The gun store in Tacoma, Wash., that once had the rifle used in the Washington-area sniper attacks was allowed to stay in business despite four investigations by the Bureau of Alcohol, Tobacco and Firearms that found dozens of guns missing and serious violations of federal laws that require dealers to keep records of weapons they buy and sell, according to court records.

The information, contained in an affidavit made public by federal prosecutors in Seattle on Friday, depicts the store's owner, Brian Borgelt, as so sloppy about keeping records that guns were routinely stolen or misplaced, with no way to trace what happened to them.

Two employees of the store, Bull's Eye Shooter Supply, said they noticed that a .223-caliber Bushmaster XM-15 rifle was missing from a display case in August or early September, the affidavit said. But Borgelt did not report the gun stolen or missing as required by federal law.

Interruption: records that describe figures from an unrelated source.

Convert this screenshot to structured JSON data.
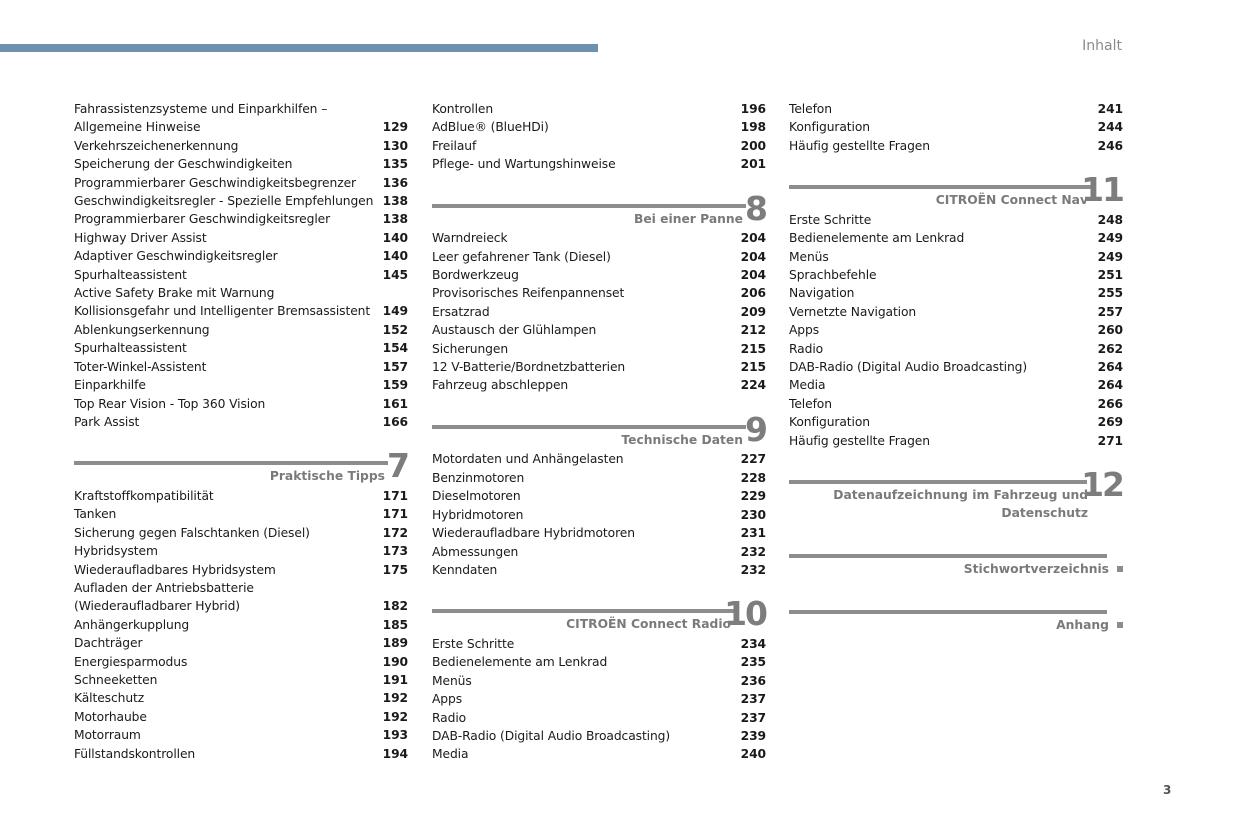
{
  "header": {
    "title": "Inhalt",
    "page_number": "3",
    "accent_color": "#6c90ae"
  },
  "columns": [
    [
      {
        "type": "list",
        "items": [
          {
            "title": "Fahrassistenzsysteme und Einparkhilfen – Allgemeine Hinweise",
            "page": "129"
          },
          {
            "title": "Verkehrszeichenerkennung",
            "page": "130"
          },
          {
            "title": "Speicherung der Geschwindigkeiten",
            "page": "135"
          },
          {
            "title": "Programmierbarer Geschwindigkeitsbegrenzer",
            "page": "136"
          },
          {
            "title": "Geschwindigkeitsregler - Spezielle Empfehlungen",
            "page": "138"
          },
          {
            "title": "Programmierbarer Geschwindigkeitsregler",
            "page": "138"
          },
          {
            "title": "Highway Driver Assist",
            "page": "140"
          },
          {
            "title": "Adaptiver Geschwindigkeitsregler",
            "page": "140"
          },
          {
            "title": "Spurhalteassistent",
            "page": "145"
          },
          {
            "title": "Active Safety Brake mit Warnung",
            "page": ""
          },
          {
            "title": "Kollisionsgefahr und Intelligenter Bremsassistent",
            "page": "149"
          },
          {
            "title": "Ablenkungserkennung",
            "page": "152"
          },
          {
            "title": "Spurhalteassistent",
            "page": "154"
          },
          {
            "title": "Toter-Winkel-Assistent",
            "page": "157"
          },
          {
            "title": "Einparkhilfe",
            "page": "159"
          },
          {
            "title": "Top Rear Vision - Top 360 Vision",
            "page": "161"
          },
          {
            "title": "Park Assist",
            "page": "166"
          }
        ]
      },
      {
        "type": "section",
        "number": "7",
        "title": "Praktische Tipps"
      },
      {
        "type": "list",
        "items": [
          {
            "title": "Kraftstoffkompatibilität",
            "page": "171"
          },
          {
            "title": "Tanken",
            "page": "171"
          },
          {
            "title": "Sicherung gegen Falschtanken (Diesel)",
            "page": "172"
          },
          {
            "title": "Hybridsystem",
            "page": "173"
          },
          {
            "title": "Wiederaufladbares Hybridsystem",
            "page": "175"
          },
          {
            "title": "Aufladen der Antriebsbatterie (Wiederaufladbarer Hybrid)",
            "page": "182"
          },
          {
            "title": "Anhängerkupplung",
            "page": "185"
          },
          {
            "title": "Dachträger",
            "page": "189"
          },
          {
            "title": "Energiesparmodus",
            "page": "190"
          },
          {
            "title": "Schneeketten",
            "page": "191"
          },
          {
            "title": "Kälteschutz",
            "page": "192"
          },
          {
            "title": "Motorhaube",
            "page": "192"
          },
          {
            "title": "Motorraum",
            "page": "193"
          },
          {
            "title": "Füllstandskontrollen",
            "page": "194"
          }
        ]
      }
    ],
    [
      {
        "type": "list",
        "items": [
          {
            "title": "Kontrollen",
            "page": "196"
          },
          {
            "title": "AdBlue® (BlueHDi)",
            "page": "198"
          },
          {
            "title": "Freilauf",
            "page": "200"
          },
          {
            "title": "Pflege- und Wartungshinweise",
            "page": "201"
          }
        ]
      },
      {
        "type": "section",
        "number": "8",
        "title": "Bei einer Panne"
      },
      {
        "type": "list",
        "items": [
          {
            "title": "Warndreieck",
            "page": "204"
          },
          {
            "title": "Leer gefahrener Tank (Diesel)",
            "page": "204"
          },
          {
            "title": "Bordwerkzeug",
            "page": "204"
          },
          {
            "title": "Provisorisches Reifenpannenset",
            "page": "206"
          },
          {
            "title": "Ersatzrad",
            "page": "209"
          },
          {
            "title": "Austausch der Glühlampen",
            "page": "212"
          },
          {
            "title": "Sicherungen",
            "page": "215"
          },
          {
            "title": "12 V-Batterie/Bordnetzbatterien",
            "page": "215"
          },
          {
            "title": "Fahrzeug abschleppen",
            "page": "224"
          }
        ]
      },
      {
        "type": "section",
        "number": "9",
        "title": "Technische Daten"
      },
      {
        "type": "list",
        "items": [
          {
            "title": "Motordaten und Anhängelasten",
            "page": "227"
          },
          {
            "title": "Benzinmotoren",
            "page": "228"
          },
          {
            "title": "Dieselmotoren",
            "page": "229"
          },
          {
            "title": "Hybridmotoren",
            "page": "230"
          },
          {
            "title": "Wiederaufladbare Hybridmotoren",
            "page": "231"
          },
          {
            "title": "Abmessungen",
            "page": "232"
          },
          {
            "title": "Kenndaten",
            "page": "232"
          }
        ]
      },
      {
        "type": "section",
        "number": "10",
        "title": "CITROËN Connect Radio"
      },
      {
        "type": "list",
        "items": [
          {
            "title": "Erste Schritte",
            "page": "234"
          },
          {
            "title": "Bedienelemente am Lenkrad",
            "page": "235"
          },
          {
            "title": "Menüs",
            "page": "236"
          },
          {
            "title": "Apps",
            "page": "237"
          },
          {
            "title": "Radio",
            "page": "237"
          },
          {
            "title": "DAB-Radio (Digital Audio Broadcasting)",
            "page": "239"
          },
          {
            "title": "Media",
            "page": "240"
          }
        ]
      }
    ],
    [
      {
        "type": "list",
        "items": [
          {
            "title": "Telefon",
            "page": "241"
          },
          {
            "title": "Konfiguration",
            "page": "244"
          },
          {
            "title": "Häufig gestellte Fragen",
            "page": "246"
          }
        ]
      },
      {
        "type": "section",
        "number": "11",
        "title": "CITROËN Connect Nav"
      },
      {
        "type": "list",
        "items": [
          {
            "title": "Erste Schritte",
            "page": "248"
          },
          {
            "title": "Bedienelemente am Lenkrad",
            "page": "249"
          },
          {
            "title": "Menüs",
            "page": "249"
          },
          {
            "title": "Sprachbefehle",
            "page": "251"
          },
          {
            "title": "Navigation",
            "page": "255"
          },
          {
            "title": "Vernetzte Navigation",
            "page": "257"
          },
          {
            "title": "Apps",
            "page": "260"
          },
          {
            "title": "Radio",
            "page": "262"
          },
          {
            "title": "DAB-Radio (Digital Audio Broadcasting)",
            "page": "264"
          },
          {
            "title": "Media",
            "page": "264"
          },
          {
            "title": "Telefon",
            "page": "266"
          },
          {
            "title": "Konfiguration",
            "page": "269"
          },
          {
            "title": "Häufig gestellte Fragen",
            "page": "271"
          }
        ]
      },
      {
        "type": "section",
        "number": "12",
        "title": "Datenaufzeichnung im Fahrzeug und Datenschutz",
        "wide": true
      },
      {
        "type": "section",
        "number": "",
        "title": "Stichwortverzeichnis",
        "marker": "square"
      },
      {
        "type": "section",
        "number": "",
        "title": "Anhang",
        "marker": "square"
      }
    ]
  ]
}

The gun, which was linked to the sniper shootings by ballistics tests, was found in the car in which the two suspects, John Allen Muhammad and Lee Boyd Malvo, were arrested.

The employees also reported that they had seen Malvo in the shop before the gun disappeared.

Despite the wealth of detail in the affidavit, it does not resolve the central question of how Muhammad and Malvo obtained the $1,600 rifle.

Neither Muhammad or Malvo could have legally bought the rifle. Muhammad, 41, is under a domestic violence restraining order, and Malvo, 17, is prohibited because he is a minor and an illegal immigrant.

A law enforcement official said the U.S. attorney's office in Seattle would subpoena employees of the store to testify before a grand jury to try to resolve how the rifle left the store.

The affidavit also reported that Borgelt did not file personal income tax returns from 1995 through last year. Since 1994 he has not filed a partnership tax return for Bull's Eye or a predecessor store, the document says.

But from 1999 to this year, more than $1.5 million in cash was deposited into the shop's account in Key Bank branches around the nation, the affidavit said.

Borgelt did not return phone calls to his store yesterday.

The affidavit said several current or former employees of Bull's Eye had told ATF inspectors that paperwork at the store was in "disarray."

ATF inspectors had uncovered record-keeping violations during audits at Bull's Eye and its predecessor store in 1995, 1998, 2000 and last year, the affidavit said, including 160 missing guns that Borgelt could not account for in the 2000 audit.

As a result, the ATF had issued Borgelt a warning letter, saying future record-keeping violations "will be viewed as willful in nature," a finding that would allow the agency to file criminal charges.

In particular, the inspectors found that Borgelt was not correctly filing the required forms for background checks.